Adam wanted to send them all to hell, starting with District Chief Hemdell. He wanted to ask him to bury that head, solid as a hammer, in the smelliest latrine in the building, and incidentally, send his circle of employees down the same path, from his secretary—that young woman with a charisma as cold as stepping on marble with bare feet—to those evil and homogeneous men in gray, and to Gabor, who spoke to him through a speaker and protected behind a window, as if he were a recluse no one should approach. He even felt like telling the kind Dr. Larry from the infirmary to take his fat ass and move away as far as he could along with that life-is-beautiful-and-everything-smiles-at-me attitude of his; and if that Quiroga guy—of whom the old man had not stopped talking about—wanted to go with him, well, let him do so!
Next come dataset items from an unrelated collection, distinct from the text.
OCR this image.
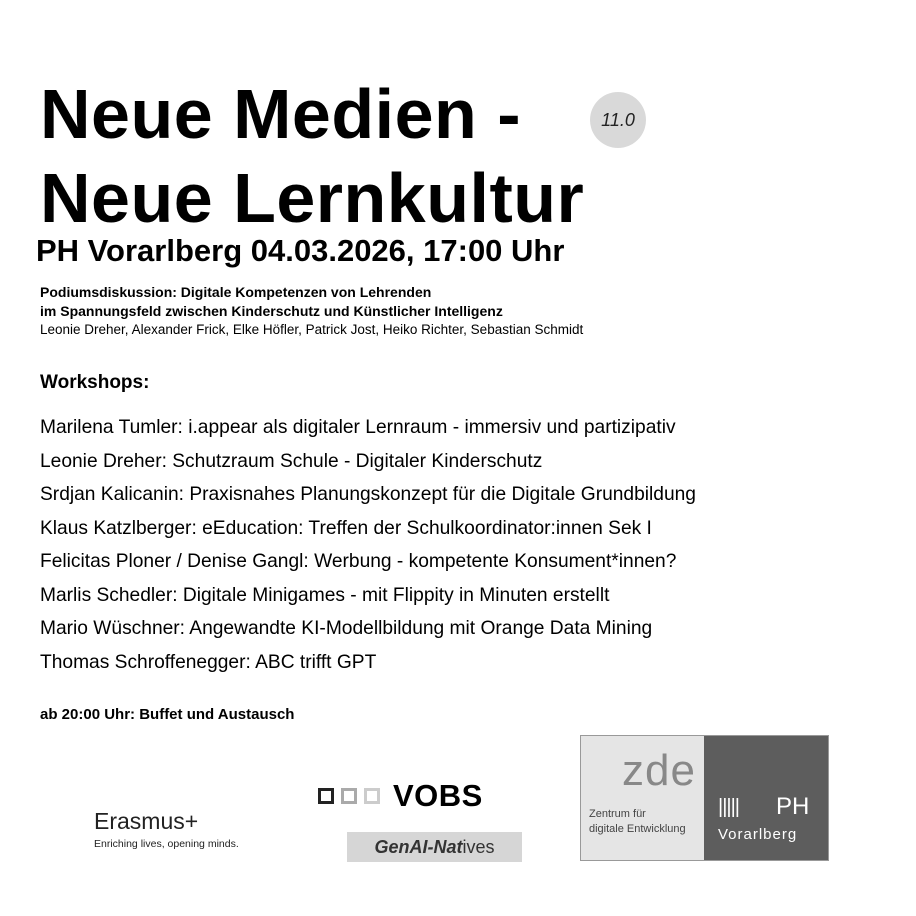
Neue Medien -	11.0
Neue Lernkultur
PH Vorarlberg 04.03.2026, 17:00 Uhr
Podiumsdiskussion: Digitale Kompetenzen von Lehrenden
im Spannungsfeld zwischen Kinderschutz und Künstlicher Intelligenz
Leonie Dreher, Alexander Frick, Elke Höfler, Patrick Jost, Heiko Richter, Sebastian Schmidt
Workshops:
Marilena Tumler: i.appear als digitaler Lernraum - immersiv und partizipativ
Leonie Dreher: Schutzraum Schule - Digitaler Kinderschutz
Srdjan Kalicanin: Praxisnahes Planungskonzept für die Digitale Grundbildung
Klaus Katzlberger: eEducation: Treffen der Schulkoordinator:innen Sek I
Felicitas Ploner / Denise Gangl: Werbung - kompetente Konsument*innen?
Marlis Schedler: Digitale Minigames - mit Flippity in Minuten erstellt
Mario Wüschner: Angewandte KI-Modellbildung mit Orange Data Mining
Thomas Schroffenegger: ABC trifft GPT
ab 20:00 Uhr: Buffet und Austausch
Erasmus+
Enriching lives, opening minds.
VOBS
GenAI-Nat ives
zde
Zentrum für
digitale Entwicklung
||||| PH
Vorarlberg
You want to read what my heartbeat says? Well, look at how they spell: S-c-r-e-w-y-o-u!

But no.

Adam decided to sit still and endure whatever he had to endure. It was better not to send anyone to hell or kick any ass. Better to do what he had been asked to do, so he could leave as soon as possible and forget that the Satellite Agency existed, at least until the next day when he had to return to fulfill the mission in Black Plateau.

Think that by Friday, all this will be part of the past.

“I’m sorry for my comment, Adam,” Gabor apologized. “I didn’t want to be rude.”

Yeah. Sure.

“No problem, Doc.”

“Mr. White.” Thomas Hemdell’s voice sounded omnipresent in the immense white hall, as if it were the voice of God himself. Adam recognized him immediately. “Thank you for your patience.”

“You’re welcome,” Adam replied with clear disgust and looked up at the black window. Behind it were Gabor and his scientists, and from what he heard, the District Chief had now joined them. “You know what, Hemdell?” he said. “You’re like a genie who fulfills my wishes. I was dying to know how it would feel to have my privacy invaded and to have my social life threatened by the possible exposure of my secret through, for example, an indiscreet recording. And you came and made it real. Then, I wanted to know what it would feel like to be locked in a madhouse cell, and now, thanks to you, I know.”

“Calm down, Adam. You’re here so we can measure your power levels,” Gabor replied.

“I’ve been sitting here like an idiot for almost an hour, Doc. The only thing you could have measured is my very generous patience.”

“You can stand up,” Gabor told him.

Yes. They kept me sitting just to annoy me. Getting angry is part of the test, Adam thought, but he wouldn’t waste his chance to stand up.

Wow! Was that wooden chair uncomfortable! His buttocks were numb, so he rubbed them.

It was cold. Careful not to remove the electrodes unintentionally, he took the sides of his unbuttoned shirt and protected his chest. Had the air conditioning temperature lowered?